В последующие дни вы с нетерпением ждали если не объяснения, то хотя бы широкой огласки позорного преступления, в котором вас заподозрили; вам, должно быть, казалось, что наказание за поступок, которого вы не совершали, таинственным образом очистит вас от более серьёзного греха, не облечённого в слова, и мучающего вас, что вы избавитесь от необходимости хранить на совести эту тайну, в которой предпочли бы не сознаваться. Но, стоя в строю, и потом, во время перемен, вы напрасно посылали генералу полные раскаяния и одновременно заговорщические взгляды, пытались привлечь его внимание едва заметными жестами, нелепость которых мучает вас по сей день: презрение словно одержало победу над обычными законами восприятия, и бесцветная радужная оболочка генерала становилась непроницаемой, а сетчатка поглощала, не отражая, ваш жалкий образ.
32
Так, по крайней мере, я пытаюсь представить себе то, что творилось в вашей душе в ночь клятвы; поскольку мне остаётся кое-что добавить к описанию, которое вы дали, убрав из него все намёки на ваше собственное участие, – я оценил бы вашу скромность, если бы с другими нашими товарищами вы поступили так же. Я, как и все мы, был слишком занят и опьянён свалившейся на нас избыточной свободой и не обращал внимания на то, чем вы занимаетесь; помню, я сталкивался с вами в темноте лестниц и коридоров, и вы каждый раз шли один куда глаза глядят, хоть и уверяли, что выполняете поручение нашего подпольного командования; вы натыкались на группы кадетов, которые были так заняты, что не замечали вас; на вашем лице ярче обычного была заметна печать меланхолии – она одна выделяет вас на размытой картине лиц той поры. Возможно, вы единственный, кто хотел придать смысл потрясению, которое вдохновило нас именно тем, что в нём есть абсурдного; но я уверен, что мои товарищи, будь у них в ту ночь время рассмотреть ваше лицо, точно так же испытали бы безотчётное отвращение, подобное чувству, которое остаётся от стремительно исчезающих образов из ночного кошмара. Никогда прежде вы не казались мне таким одиноким и столь явно отверженным в нашем братстве.

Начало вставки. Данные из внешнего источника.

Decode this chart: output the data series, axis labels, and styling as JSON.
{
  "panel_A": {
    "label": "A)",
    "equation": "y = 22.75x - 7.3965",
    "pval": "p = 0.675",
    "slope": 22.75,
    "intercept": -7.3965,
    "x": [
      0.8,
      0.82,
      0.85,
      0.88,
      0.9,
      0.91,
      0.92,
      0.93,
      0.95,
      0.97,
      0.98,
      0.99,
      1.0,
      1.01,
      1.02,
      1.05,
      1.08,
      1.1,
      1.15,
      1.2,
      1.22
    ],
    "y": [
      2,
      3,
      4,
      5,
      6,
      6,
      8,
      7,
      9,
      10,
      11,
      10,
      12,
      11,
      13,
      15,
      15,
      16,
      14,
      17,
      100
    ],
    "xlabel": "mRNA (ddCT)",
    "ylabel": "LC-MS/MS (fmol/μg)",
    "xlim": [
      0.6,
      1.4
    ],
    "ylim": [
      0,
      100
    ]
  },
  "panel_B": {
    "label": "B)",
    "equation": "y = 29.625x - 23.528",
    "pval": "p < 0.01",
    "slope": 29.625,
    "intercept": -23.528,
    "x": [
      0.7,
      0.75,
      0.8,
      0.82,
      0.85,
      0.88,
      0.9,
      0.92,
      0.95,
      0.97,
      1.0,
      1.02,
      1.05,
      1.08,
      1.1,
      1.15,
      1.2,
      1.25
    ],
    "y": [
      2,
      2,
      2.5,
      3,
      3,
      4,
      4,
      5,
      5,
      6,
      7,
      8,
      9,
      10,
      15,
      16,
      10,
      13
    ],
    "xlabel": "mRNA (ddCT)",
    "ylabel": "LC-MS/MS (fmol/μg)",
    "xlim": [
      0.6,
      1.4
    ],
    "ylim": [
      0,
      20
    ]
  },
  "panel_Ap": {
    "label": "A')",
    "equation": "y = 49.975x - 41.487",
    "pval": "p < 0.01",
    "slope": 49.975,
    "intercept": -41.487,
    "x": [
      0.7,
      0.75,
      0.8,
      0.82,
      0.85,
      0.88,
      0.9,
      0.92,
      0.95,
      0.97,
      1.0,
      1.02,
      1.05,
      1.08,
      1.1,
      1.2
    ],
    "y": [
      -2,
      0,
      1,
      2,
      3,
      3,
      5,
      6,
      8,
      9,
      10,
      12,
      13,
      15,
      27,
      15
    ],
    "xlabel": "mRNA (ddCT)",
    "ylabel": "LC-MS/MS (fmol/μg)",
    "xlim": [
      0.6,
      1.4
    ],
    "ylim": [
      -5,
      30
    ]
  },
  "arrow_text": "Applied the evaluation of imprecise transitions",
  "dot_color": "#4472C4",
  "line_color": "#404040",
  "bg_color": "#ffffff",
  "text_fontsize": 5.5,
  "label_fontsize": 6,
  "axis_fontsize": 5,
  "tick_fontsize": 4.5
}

Первый раз я заметил вас в одной из спален на четвёртом этаже; кадеты собирались играть там в привидения, и при свете карманного фонаря я на миг разглядел ваши черты; потом мы сталкивались на лестнице, в одной из классных комнат и, наконец, во дворе, и мне казалось, что события этой ночи словно пунктиром прочерчены появлениями вашего лица, которое медленно опускается с высот ночного неба и на каждом витке этого призрачного штопора освещается немного ярче, словно направленный на вас луч фонаря обрёл под вашей прозрачной кожей собственную жизнь; когда индиго ночи уступило место незабываемой полумгле, в которой мы произнесли клятву, я не удивился, заметив на вашем возбуждённом и усталом, как и у нас, лице слабые признаки свечения.
Барон де Н. закончил свою странную речь; мы подняли руки, и из наших дружных глоток вырвался клятвенный клич; напряжение этой ночи было таково, что казалось, нужен всплеск ярости, чтобы оно улеглось, и тогда случилась эта неловкая сцена, неожиданная кульминация абсурда, о котором никто из нас не может вспоминать, не содрогнувшись от чувства постыдного сладострастия. На глазах у всех вы, Кретей, решительным шагом направились к барону; вид у вас был озверелый, все ждали, что вы сейчас упадёте возле кровати и станете биться в яростных истеричных конвульсиях; но вы произнесли твёрдым трагическим голосом слова, которые я не могу скрыть от последующих поколений:
– Это я украл варенье. Чтобы быть достойным нашей клятвы и всех вас, я прошу немедленно меня наказать.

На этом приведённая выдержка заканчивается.